Die Sonderumlage für Erhaltungsmaßnahmen ist die klassische, in der Praxis häufigste Form der Sonderumlage und meist unmittelbar an einen konkreten, beschlossenen oder anstehenden Beschluss über eine bestimmte Baumaßnahme gekoppelt. Wichtige Punkte für Makler:

  • Zweckbindung: Anders als die allgemeine Rücklage ist eine Sonderumlage für Erhaltungsmaßnahmen zweckgebunden für die konkret benannte Maßnahme. Wird sie nicht vollständig verbraucht, ist über die Verwendung des Restbetrags gesondert zu beschließen (Rückzahlung oder Zuführung zur allgemeinen Rücklage).
  • Beschlussverfahren: Die Sonderumlage wird regelmäßig gemeinsam mit dem Sanierungsbeschluss selbst oder im Rahmen eines geänderten Wirtschaftsplans mit einfacher Mehrheit beschlossen (§ 28 WEG), muss aber ordnungsmäßiger Verwaltung entsprechen und in Höhe sowie Fälligkeit angemessen sein.
  • Fälligkeitsregelung: Häufig wird die Sonderumlage in Raten oder zu einem bestimmten Stichtag fällig gestellt; bei größeren Maßnahmen (z. B. energetische Sanierung) sind auch gestaffelte Zahlungen über mehrere Monate üblich.
  • Bedeutung beim Immobilienverkauf: Für Makler besonders praxisrelevant ist die Frage, wer eine bereits beschlossene, aber noch nicht fällige Sonderumlage zahlen muss – grundsätzlich derjenige, der zum Zeitpunkt der Fälligkeit Eigentümer bzw. Mitglied der Gemeinschaft ist. Im Kaufvertrag sollte deshalb ausdrücklich geregelt werden, ob Verkäufer oder Käufer eine bereits beschlossene, aber noch nicht fällige Sonderumlage übernimmt.
  • Offenlegungspflicht: Vor dem Verkauf sollte der Makler beim Verwalter aktiv nach beschlossenen, aber noch nicht (vollständig) bezahlten Sonderumlagen fragen – dies ist eine zentrale Position der Objektprüfung und beeinflusst maßgeblich die Kaufentscheidung sowie den erzielbaren Preis.

Beispiel aus der Praxis

Eine Eigentümergemeinschaft beschließt die energetische Sanierung der Fassade zu Gesamtkosten von 300.000 Euro. Die Erhaltungsrücklage deckt davon nur 100.000 Euro.

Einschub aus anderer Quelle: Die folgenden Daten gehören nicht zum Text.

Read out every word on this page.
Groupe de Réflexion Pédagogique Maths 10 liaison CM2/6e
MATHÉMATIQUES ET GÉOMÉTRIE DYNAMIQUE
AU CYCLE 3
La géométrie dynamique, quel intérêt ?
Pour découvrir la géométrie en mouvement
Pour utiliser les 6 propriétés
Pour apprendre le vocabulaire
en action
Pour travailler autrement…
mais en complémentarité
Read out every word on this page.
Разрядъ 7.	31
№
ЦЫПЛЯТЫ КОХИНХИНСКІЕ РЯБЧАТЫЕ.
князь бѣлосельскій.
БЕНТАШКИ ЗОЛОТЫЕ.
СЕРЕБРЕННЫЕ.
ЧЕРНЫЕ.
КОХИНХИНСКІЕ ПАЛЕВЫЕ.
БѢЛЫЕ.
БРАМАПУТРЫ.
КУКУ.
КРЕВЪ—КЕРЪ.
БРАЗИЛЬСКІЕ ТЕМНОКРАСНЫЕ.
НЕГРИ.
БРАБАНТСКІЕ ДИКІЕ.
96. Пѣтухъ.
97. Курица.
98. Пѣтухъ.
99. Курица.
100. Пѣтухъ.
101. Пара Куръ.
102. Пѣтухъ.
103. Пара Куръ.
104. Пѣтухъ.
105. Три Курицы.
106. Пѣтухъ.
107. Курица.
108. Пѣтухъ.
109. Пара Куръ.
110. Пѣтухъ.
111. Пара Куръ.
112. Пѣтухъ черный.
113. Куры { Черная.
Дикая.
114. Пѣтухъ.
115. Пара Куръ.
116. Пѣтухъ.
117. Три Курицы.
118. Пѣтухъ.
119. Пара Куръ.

Die Versammlung beschließt eine Sonderumlage über 200.000 Euro, verteilt nach Miteigentumsanteilen und fällig in drei Raten über sechs Monate. Beim Verkauf einer Wohnung während dieser Zeit wird im Kaufvertrag geregelt, dass der Verkäufer die bereits fällig gewordenen Raten trägt, der Käufer die noch offenen.

Rechtsgrundlage

  • § 19 WEG – Grundsätze ordnungsmäßiger Verwaltung als Maßstab für Umfang und Angemessenheit der Sonderumlage.
  • § 16 WEG – Nutzungen und Kosten; Kostenverteilung unter den Wohnungseigentümern nach Miteigentumsanteilen, Grundlage für die Umlage der Sonderumlage.
  • § 28 WEG – Wirtschaftsplan als Grundlage der Beschlussfassung über die Sonderumlage.